T.A.R. Lazio, ambito soggettivo di applicazione delle cause di esclusione dalla procedura di gara

T.A.R. Lazio, ambito soggettivo di applicazione delle cause di esclusione dalla procedura di gara

Il T.A.R. Lazio, con sentenza n° 7836/2019, ha statuito un interessante principio di diritto attinente alla corretta individuazione dell’ambito soggettivo di operatività delle cause di esclusione dalla procedura di gara di cui all’art. 80 del d.lgs. 50/2016, con particolare riferimento a quelle previste dal comma 3 e 5 della citata norma.

Nel caso di specie, la Società ricorrente impugnava il provvedimento mediante il quale l’Agenzia delle Entrate disponeva, ex art. 80, comma 5, lett. a), c) ed f-bis) del d.lgs. 50/2016, la propria esclusione dalla procedura di gara a fronte dell’omessa dichiarazione, nella domanda di partecipazione, di una sentenza di condanna per il reato di cui all’art. 590, comma 3, c.p., riguardante il socio di maggioranza.

Un’omissione che, a parere della P.A., tenuto conto della grave infrazione in materia di norme sulla sicurezza nei luoghi di lavoro, assumerebbe una portata escludente anche se riferita ad un soggetto diverso dall’operatore economico stricto sensu inteso, sebbene ad esso riconducibile.

Di parere contrario il difensore della ricorrente, il quale, chino sul dato letterale del quadro normativo di riferimento, sosteneva che alcun obbligo informativo di tal genere potesse sussistere in capo alla propria assistita.

L’art. 80, comma 3, d.lgs. 50/2016, infatti, estende al socio di maggioranza le sole cause escludenti di cui ai commi 1 e 2, tra le quali non rientra la consumazione del reato di cui all’art. 590.

Ipotesi delittuosa ricompresa, ex adverso, nel comma 5, lett. a), il quale, interpretato tassativamente, non può che applicarsi al solo operatore economico.

Il T.A.R. Lazio, con la sentenza ad oggetto, privilegiando il criterio ermeneutico letterale, ha aderito alla tesi del ricorrente.

Una ricostruzione, per la verità, sostenuta, recentemente, da molteplici pronunce dei tribunali amministrativi regionali (ex multis T.a.r. Lombardia, Milano sent. del 29 gennaio 2019, n. 14).

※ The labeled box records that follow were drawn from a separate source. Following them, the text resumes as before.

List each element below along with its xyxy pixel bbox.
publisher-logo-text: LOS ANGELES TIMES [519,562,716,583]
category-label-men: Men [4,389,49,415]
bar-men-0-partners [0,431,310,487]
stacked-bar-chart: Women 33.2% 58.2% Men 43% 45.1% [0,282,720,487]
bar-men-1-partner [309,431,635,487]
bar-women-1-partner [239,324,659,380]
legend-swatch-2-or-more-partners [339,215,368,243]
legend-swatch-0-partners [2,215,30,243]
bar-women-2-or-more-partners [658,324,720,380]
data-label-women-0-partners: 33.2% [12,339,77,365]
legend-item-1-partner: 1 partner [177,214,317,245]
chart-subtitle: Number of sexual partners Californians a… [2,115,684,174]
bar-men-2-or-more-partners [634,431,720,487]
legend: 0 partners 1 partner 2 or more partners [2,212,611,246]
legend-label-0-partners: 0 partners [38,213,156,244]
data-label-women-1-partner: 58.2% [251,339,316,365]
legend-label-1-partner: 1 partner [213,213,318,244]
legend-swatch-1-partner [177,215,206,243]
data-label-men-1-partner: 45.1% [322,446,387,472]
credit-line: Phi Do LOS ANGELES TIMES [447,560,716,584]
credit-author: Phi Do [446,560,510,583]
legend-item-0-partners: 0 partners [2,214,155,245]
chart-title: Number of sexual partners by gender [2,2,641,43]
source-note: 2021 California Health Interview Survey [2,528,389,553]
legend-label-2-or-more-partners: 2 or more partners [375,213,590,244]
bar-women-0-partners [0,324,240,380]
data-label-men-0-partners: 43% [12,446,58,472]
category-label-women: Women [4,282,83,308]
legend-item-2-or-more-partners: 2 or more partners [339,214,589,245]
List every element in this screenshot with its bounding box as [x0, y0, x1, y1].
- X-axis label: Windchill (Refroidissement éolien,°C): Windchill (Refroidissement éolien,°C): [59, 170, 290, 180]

Secondo il Consesso Amministrativo, il codice dei contratti pubblici è chiaro nell’individuazione dell’ambito soggettivo di operatività delle cause di esclusione e dei, rispettivi, obblighi dichiarativi cui è tenuto il concorrente.

Cause di esclusione da interpretare, secondo la granitica ed unanime giurisprudenza amministrativa, a garanzia dei principi assoluti del favor partecipationis e della trasparenza, in modo tassativo.

Al “socio di maggioranza” delle società di capitali, l’art. 80, comma 3, expressis verbis, riconduce le sole ipotesi elencate nei commi 1 e 2 della medesima norma. Ipotesi tra le quali non rientrano le gravi infrazioni professionali di cui alla legge 81/2008.

Infrazioni che, al contrario, la norma, al comma 5, individua quali cause di esclusioni per il solo “operatore economico che partecipi alla gara e, in taluni casi, per il sub appaltatore”.

Una chiara scelta tecnica da parte del legislatore che, consapevole dei vari soggetti riconducibili alle imprese coinvolte nelle procedure di gara, nulla dispone in merito al socio di maggioranza, giocando, così, un ruolo chiave, anche, il principio esegetico secondo cui “Ubi lex voluit, dixit. Ubi noluit, tacuit”.

Orbene, rebus sic stantibus, non può essere condivisa la diversa impostazione giurisprudenziale (ex multis Consiglio di Stato del 28 gennaio 2019, n. 702) assunta dalla Stazione Appaltante nel caso di specie, poichè foriera di una interpretazione estensiva (in malam partem) chiaramente in contrasto con principi assoluti del sistema ordinamentale nazionale e sovranazionale.